The District Court granted defendant’s summary judgment in an Order and Decision entered August 20, 2001, identifying the key issue as whether the “hearing officer improperly concluded that the Board’s recommended placement was reasonably calculated to enable A.S. to receive educational benefits,” see A.S., by his parent and next friend P.B.S. v. Board of Educ. of the Town of West Hartford, Case No. 3:00CV1130, 22, and “concluding that the Board’s recommended placement of A.S. at Hall High would have provided him with meaningful educational benefit.... [T]he Hall placement ] ... was consistent with the IDEA requirement that children with disabilities be educated in the least restrictive environment [so-called “mainstreaming”].” Id. at 31-32. The District Court also concluded that “[b]ecause the challenged IEP was adequate and the Board offered A.S. a “free and appropriate public education” consistent with the IDEA, it is unnecessary to consider whether the private educational services obtained by the parents were appropriate to the child’s needs.” Id. (citing M.C. ex rel.
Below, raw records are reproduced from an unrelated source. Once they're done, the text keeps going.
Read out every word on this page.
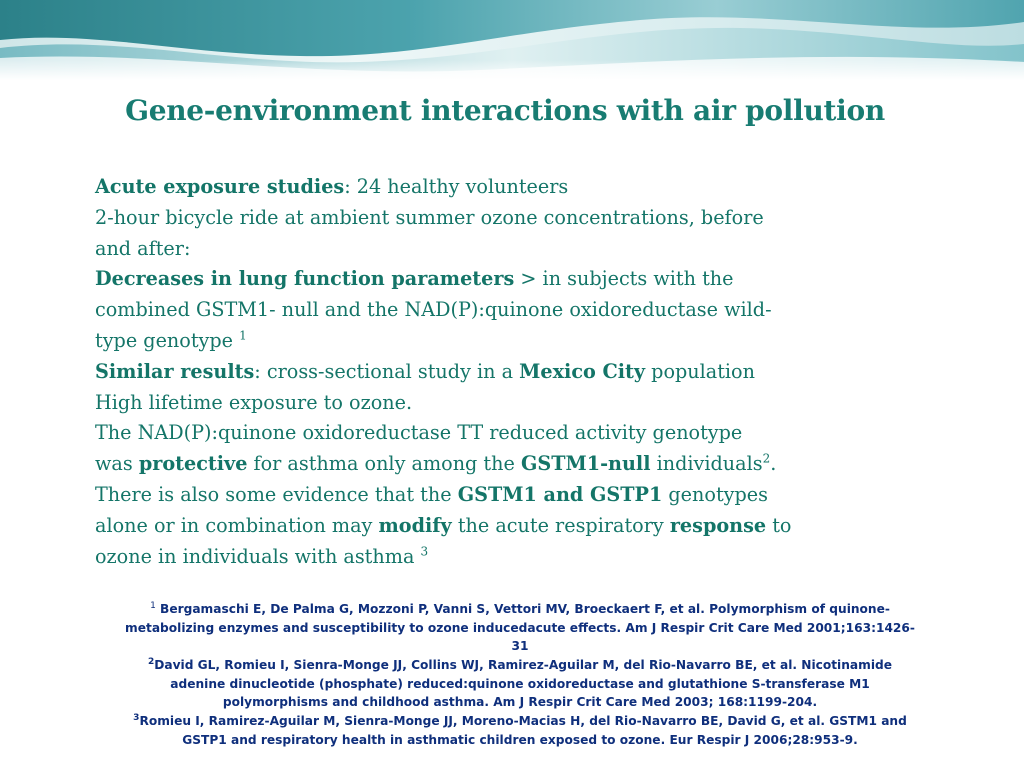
Gene-environment interactions with air pollution
Acute exposure studies: 24 healthy volunteers
2-hour bicycle ride at ambient summer ozone concentrations, before
and after:
Decreases in lung function parameters > in subjects with the
combined GSTM1- null and the NAD(P):quinone oxidoreductase wild-
type genotype $^1$
Similar results: cross-sectional study in a Mexico City population
High lifetime exposure to ozone.
The NAD(P):quinone oxidoreductase TT reduced activity genotype
was protective for asthma only among the GSTM1-null individuals$^2$.
There is also some evidence that the GSTM1 and GSTP1 genotypes
alone or in combination may modify the acute respiratory response to
ozone in individuals with asthma $^3$
$^1$ Bergamaschi E, De Palma G, Mozzoni P, Vanni S, Vettori MV, Broeckaert F, et al. Polymorphism of quinone-
metabolizing enzymes and susceptibility to ozone inducedacute effects. Am J Respir Crit Care Med 2001;163:1426-
31
$^2$David GL, Romieu I, Sienra-Monge JJ, Collins WJ, Ramirez-Aguilar M, del Rio-Navarro BE, et al. Nicotinamide
adenine dinucleotide (phosphate) reduced:quinone oxidoreductase and glutathione S-transferase M1
polymorphisms and childhood asthma. Am J Respir Crit Care Med 2003; 168:1199-204.
$^3$Romieu I, Ramirez-Aguilar M, Sienra-Monge JJ, Moreno-Macias H, del Rio-Navarro BE, David G, et al. GSTM1 and
GSTP1 and respiratory health in asthmatic children exposed to ozone. Eur Respir J 2006;28:953-9.
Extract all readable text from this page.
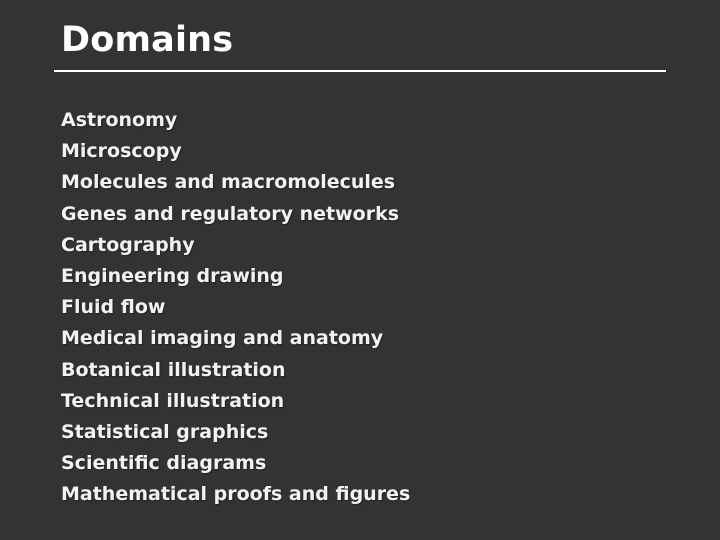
Domains
Astronomy
Microscopy
Molecules and macromolecules
Genes and regulatory networks
Cartography
Engineering drawing
Fluid flow
Medical imaging and anatomy
Botanical illustration
Technical illustration
Statistical graphics
Scientific diagrams
Mathematical proofs and figures
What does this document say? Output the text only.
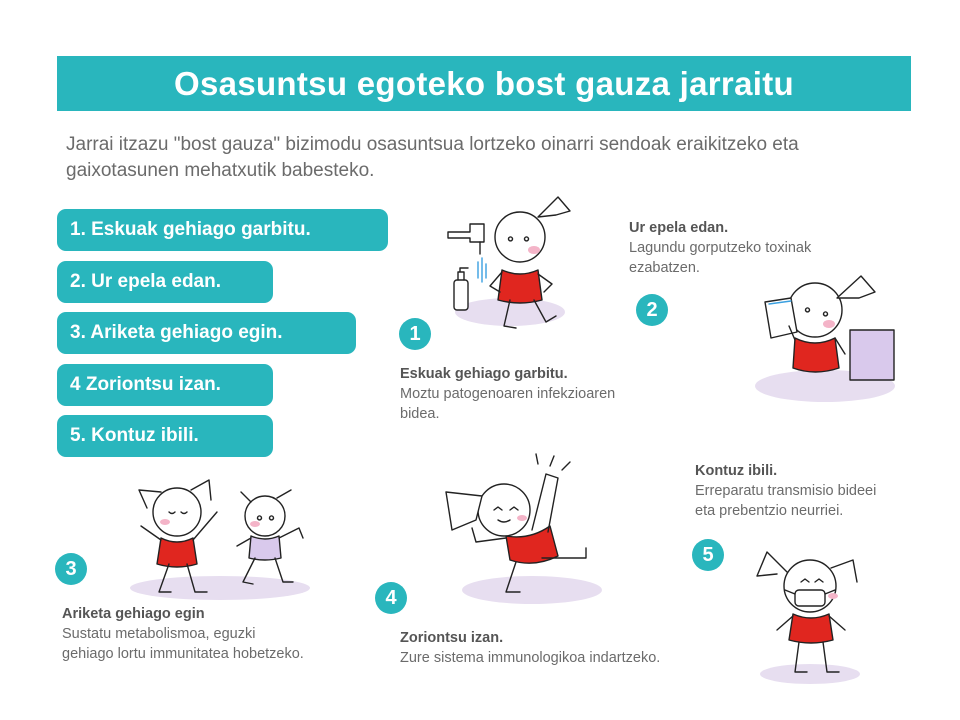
Osasuntsu egoteko bost gauza jarraitu
Jarrai itzazu "bost gauza" bizimodu osasuntsua lortzeko oinarri sendoak eraikitzeko eta gaixotasunen mehatxutik babesteko.
1. Eskuak gehiago garbitu.
2. Ur epela edan.
3. Ariketa gehiago egin.
4 Zoriontsu izan.
5. Kontuz ibili.
1
2
3
4
5
Eskuak gehiago garbitu.
Moztu patogenoaren infekzioaren
bidea.
Ur epela edan.
Lagundu gorputzeko toxinak
ezabatzen.
Ariketa gehiago egin
Sustatu metabolismoa, eguzki
gehiago lortu immunitatea hobetzeko.
Zoriontsu izan.
Zure sistema immunologikoa indartzeko.
Kontuz ibili.
Erreparatu transmisio bideei
eta prebentzio neurriei.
Mrs. C. v. Voluntown Bd. of Educ., 226 F.3d 60, 65 (2d Cir.2000)) (“Only if a court determines that a challenged IEP was inadequate should it proceed to the second question.”). This timely appeal followed.
We AFFIRM the judgment of the District Court substantially for the reasons stated by the Court in its Ruling, AS., by his parent and next friend P.B.S. v. Board of Education of the Town of West Hartford, Case No. 3:00CV1130 (D.Conn., August 20, 2001).
. A.S.'s educational program has been the subject of a prior due process hearing and two actions in the District Court. See A.S., by his parent and next friend P.B.S. v. Board of Educ. of the Town of West Hartford, No. 3:00CV1130, slip op. at 3 (D.Conn., August 20, 2001); Mr. J. v. Board of Educ., 98 F.Supp.2d 226 (D.Conn.2000); Hearing Officer Final Decision and Order in Case No. 97-267 (hearing officer granted parents reimbursement for the residential costs associated with A.S.'s participation in the Devereux program, after the parents unilaterally placed A.S. there). Plaintiff’s request to proceed under fictitious names was granted by the District Court. See A.S., by his parent and next friend P.B.S., No. 3:00CV1130, slip op. at 1 n. 1.
. Under the IDEA, a "stay put” is a procedural right that is activated as soon as the PPT reaches an impasse and is issued pursuant to 20 U.S.C. § 1415(j), which states:
during the pendency of any proceedings conducted pursuant to this section, unless the State or local educational agency and the parents otherwise agree, the child shall remain in the then-current educational placement of such child.